A: The stocks may look attractive, but before the issue most of these stocks will start to correct to a certain extent as evinced in the previous issues. So it does not make sense in taking a position right now. I suppose investors should wait for the issue.
Q: Any thoughts on Elantas Beck India?
A: The stock has been bought by investors for the last two years on the hopes of a delisting. With the company making a complete U-turn with an offer-for-sale (OFS), investors have started to lose interest and that has caused the major fall.
Q: ACC Cement faced aggravated pressure to fall by about 3 percent. Heidelberg Cement announced poor results as well. Do you think the cement segment is undergoing a cyclical downturn or is the fall more structural?
A: I think the fall is more structural and I am quite surprised as most cement companies reported strong results as against expectations of weak results. So I think now there is some catching-up at work because at the ground-level, the demand is stuck at single-digit growth. And the situation will continue for the next two-to-three quarters. So, cement is still a 'sell' and margins will be under pressure. For ACC Cement, I will not be surprised if the stock reaches close to Rs 1,050-1,070.
Q: The new banking licences are expected to be announced anytime this week and a lot of stocks have run up in hopes of receiving a banking licence.
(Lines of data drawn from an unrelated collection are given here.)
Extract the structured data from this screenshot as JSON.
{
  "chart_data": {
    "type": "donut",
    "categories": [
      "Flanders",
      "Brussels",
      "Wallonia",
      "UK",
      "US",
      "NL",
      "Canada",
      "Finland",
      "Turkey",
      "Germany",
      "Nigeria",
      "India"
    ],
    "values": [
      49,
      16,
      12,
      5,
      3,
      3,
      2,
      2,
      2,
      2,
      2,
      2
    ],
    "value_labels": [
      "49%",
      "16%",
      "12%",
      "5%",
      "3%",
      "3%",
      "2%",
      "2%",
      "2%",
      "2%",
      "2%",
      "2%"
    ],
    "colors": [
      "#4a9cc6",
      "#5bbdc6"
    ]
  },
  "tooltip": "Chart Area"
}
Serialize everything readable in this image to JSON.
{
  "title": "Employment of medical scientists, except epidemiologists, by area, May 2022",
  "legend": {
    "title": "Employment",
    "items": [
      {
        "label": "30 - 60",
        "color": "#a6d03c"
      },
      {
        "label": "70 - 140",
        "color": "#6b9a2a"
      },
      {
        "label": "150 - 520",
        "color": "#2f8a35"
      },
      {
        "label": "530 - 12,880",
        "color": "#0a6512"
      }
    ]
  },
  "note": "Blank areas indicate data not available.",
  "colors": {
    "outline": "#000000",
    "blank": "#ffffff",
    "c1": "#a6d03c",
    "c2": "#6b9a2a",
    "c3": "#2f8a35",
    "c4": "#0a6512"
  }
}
Is there anything that is still a good buy at this point?
A: L&T Finance carries a lot of expectations of receiving a banking licence, but I think it is still too early. I think only the guidelines will be announced. It could take 12 to 15 months for things to fall in place. So, this is not the time to start buying. Investors should still wait a bit longer.
Q: The IIP data for the month of December is to be announced on Tuesday. Any thoughts on what could be expected and whether it would move market?
A: I just hope it is able to move market positively. I am just hopeful that this time there will be something to cheer about.
Q: You track Dishman Pharma closely. What is your estimate on the company’s results that have been announced and how you would approach the stock?
A: The topline is more or less as expected. I expected the bottomline to be about 18.25-18.30 which disappointed. But the stock has started cracking from levels of Rs 120-122 to come down to Rs 95. So I don’t see any further downside on support from the results.
Q: In the second half of February, the trends of the market are dominated by Budget-related influences. In general, the pre-Budget trend tends to be bullish while the post-Budget trends are bearish. Do you see this being different this time around?
A: The pre-Budget market trend could be a bit flat. I don’t see much of an upside. But post-Budget, the market could actually touch these new highs that have been talked of over the last two-to-three months. I think that could kind happen post Budget.
Q: SBI is to announce its results this week. What is your estimate of this stock ahead of results?
A: Like I said last week, I will be a bit cautious this time on SBI’ results because of the NPA issue. I think I will just wait for the results and then decide. Right now, I will just stay out.
Q: Would you advise investors to buy Cipla which tumbled 8 percent last week?
A: I would not advise buying Cipla at these levels. I bought the stock at levels closer to Rs 300 and have already exited. So I will not re-enter at current levels.
A: Investors should be selective because there is a slowdown in consumer activity as clearly evinced by HUL’s dismal results. If there is one stock in the space which I would continue to hold it is ITC and not really Britannia.